Intramuros: what's inside the walled city Part III
Fort Santiago and Rizal Shrine
Our last stop for Intramuros is the famous Fort Santiago, where the Philippines’ national hero Dr. Jose Rizal was kept until his execution in 1896. The grandest thing I saw was the archway to the interior of the fort. That gate was ruined after the war, but reconstruction efforts did a good job. Inside the fort are dungeons and barracks that served an important part during the 20th century wars. But they are off limits to visitors now.
Inside this part of the fort is also the Rizal Shrine where we saw Rizal’s possessions like books and artworks. Ruins of the original cell block that held Rizal are still in the area, and the hero’s footsteps have been laid on the paved ground so that visitors can follow the last long walk Rizal took before he was executed. If you get there and you observe the footsteps closely, you’ll realize that the steps are very short – not at all like a normal stride. They say this was because he really wanted to take his time to enjoy his last walk alive.
The last thing we did before Berta and I turned our heels towards our cousin’s place was to enjoy the descent of the sun over Manila bay. The sun was quite away from the horizon and we couldn’t stay until sunset itself because gates closed by 5pm. But we saw how the sunlight sparkled on the bay, and it was a great end to our amazing journey inside Intramuros.

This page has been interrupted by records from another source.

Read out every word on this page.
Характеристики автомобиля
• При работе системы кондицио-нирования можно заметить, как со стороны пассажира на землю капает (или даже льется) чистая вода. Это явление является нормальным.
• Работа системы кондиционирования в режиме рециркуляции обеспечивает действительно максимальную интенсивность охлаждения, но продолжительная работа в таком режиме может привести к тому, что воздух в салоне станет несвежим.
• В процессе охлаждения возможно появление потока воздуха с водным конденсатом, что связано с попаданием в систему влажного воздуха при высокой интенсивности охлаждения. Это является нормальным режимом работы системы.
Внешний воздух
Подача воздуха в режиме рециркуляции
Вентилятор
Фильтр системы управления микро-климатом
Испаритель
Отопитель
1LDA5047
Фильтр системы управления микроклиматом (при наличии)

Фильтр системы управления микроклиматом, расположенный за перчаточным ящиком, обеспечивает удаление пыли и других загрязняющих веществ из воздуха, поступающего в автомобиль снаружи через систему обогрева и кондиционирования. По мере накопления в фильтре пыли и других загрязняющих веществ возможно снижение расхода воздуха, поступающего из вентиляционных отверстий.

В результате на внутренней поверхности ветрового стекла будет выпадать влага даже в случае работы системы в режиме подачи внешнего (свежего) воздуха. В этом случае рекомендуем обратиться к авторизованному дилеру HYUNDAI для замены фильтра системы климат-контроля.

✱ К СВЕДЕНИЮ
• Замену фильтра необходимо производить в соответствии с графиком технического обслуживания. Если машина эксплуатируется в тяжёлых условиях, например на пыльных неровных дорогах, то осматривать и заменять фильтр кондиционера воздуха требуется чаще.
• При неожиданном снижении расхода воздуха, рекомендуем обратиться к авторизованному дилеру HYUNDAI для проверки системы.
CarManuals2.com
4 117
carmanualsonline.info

Don’t you think it’s quite exceptional?
Sunset at Manila Bay
Other points of interest
We were dead tired by the end of the day, but we knew we only got a look at a small portion of Intramuros. Here are some other points of interest you may want to visit if you plan to go to the walled city:
Plaza de Roma. This is the plaza in front of the Manila Cathedral. In the past, this was the main public square of the Spanish settlement. At the centre of it is a monument dedicated to King Carlos IV of Spain who sent the first shipment of smallpox vaccine to the country in the early 1800s.
Palacio del Gobernador. This building sits in front of Plaza de Roma and is adjacent to the Manila Cathedral. It has a very distinct salmon-coloured façade and is another wonderful subject for photographers. The palacio stands on the site of the old Spanish Governor-General’s former residence. Now, it serves as the Comelec building, the agency in charge of overseeing elections.
National Commission of Culture and the Arts building. The NCCA building along General Luna Street and near Silahis is another government building. The agency spearheads the culture and arts movement in the country. The tall white building stands on a former convent for orphan girls established in 1589.
Colegio de San Juan Letran. The school was founded in1620 and is the oldest college in the Philippines and Asia. There’s plenty of history in this school, and their basketball team is one of the most successful in collegiate basketball among universities around Manila.
Manila Bulletin. The Manila Bulletin is one of the major broadsheets in the country. Its building is very visible from outside the walled city. The newspaper was originally owned by a Swiss, and was established in 1900.
Philippine Red Cross. Those who are attached to the International Red Cross and Red Crescent Movement may want to check the local Red Cross headquarters located in Intramuros.
Baluartes. Throughout the walls stand ruins of old bastions that served as defence structures during the chaotic Spanish era. Some still have canons on them! A few of the accessible ones are the popular Baluarte de San Diego and the Baluarte De San Francisco near Victoria Street where we entered.
How to get there
Intramuros is accessible from three entrances that branch from Padre Burgos Avenue and one from Bonifacio Drive. You can get there in any way by jeep, taxi or the Light Rail Transit. Taking the taxi is the easiest way wherever you come from. It’s a bit expensive compared to taking the jeep or train, particularly because of heavy traffic along the roads around the walled city. The flagdown rate is less than around 70 Euro cents, and most drivers would expect a tip of at least 20 Euro cents.
Jeep routes can be found all around the entrance gates of Intramuros. Personally, I think taking the jeep is better than the taxi because this mode of transport is unique in the country. However, you need to be sure where you get on because the jeepneys take on different routes – it can be very confusing. From our place in Malate, we just took a northbound jeep and got down the Manila City Hall, crossed Padre Burgos Avenue and entered via Victoria Street. Outside the gates in this entrance are pedicabs or bicycle rickshaws that can take you inside Intramuros for a fee. We didn’t try it though, but it looks like a fun experience.
If you’re coming from cities outside of Manila, you can take the LRT or the train. The LRT is accessible all over Metro Manila, and the fee can be less than if you’re taking a jeep and is very much cheap compared to taking the taxi at around 80 euro cents from the farthest points. The nearest station to Intramuros is the Central Terminal, which is close to the malls in the area. All you need to do is walk a bit to Manila City Hall and enter Intramuros by Victoria Street.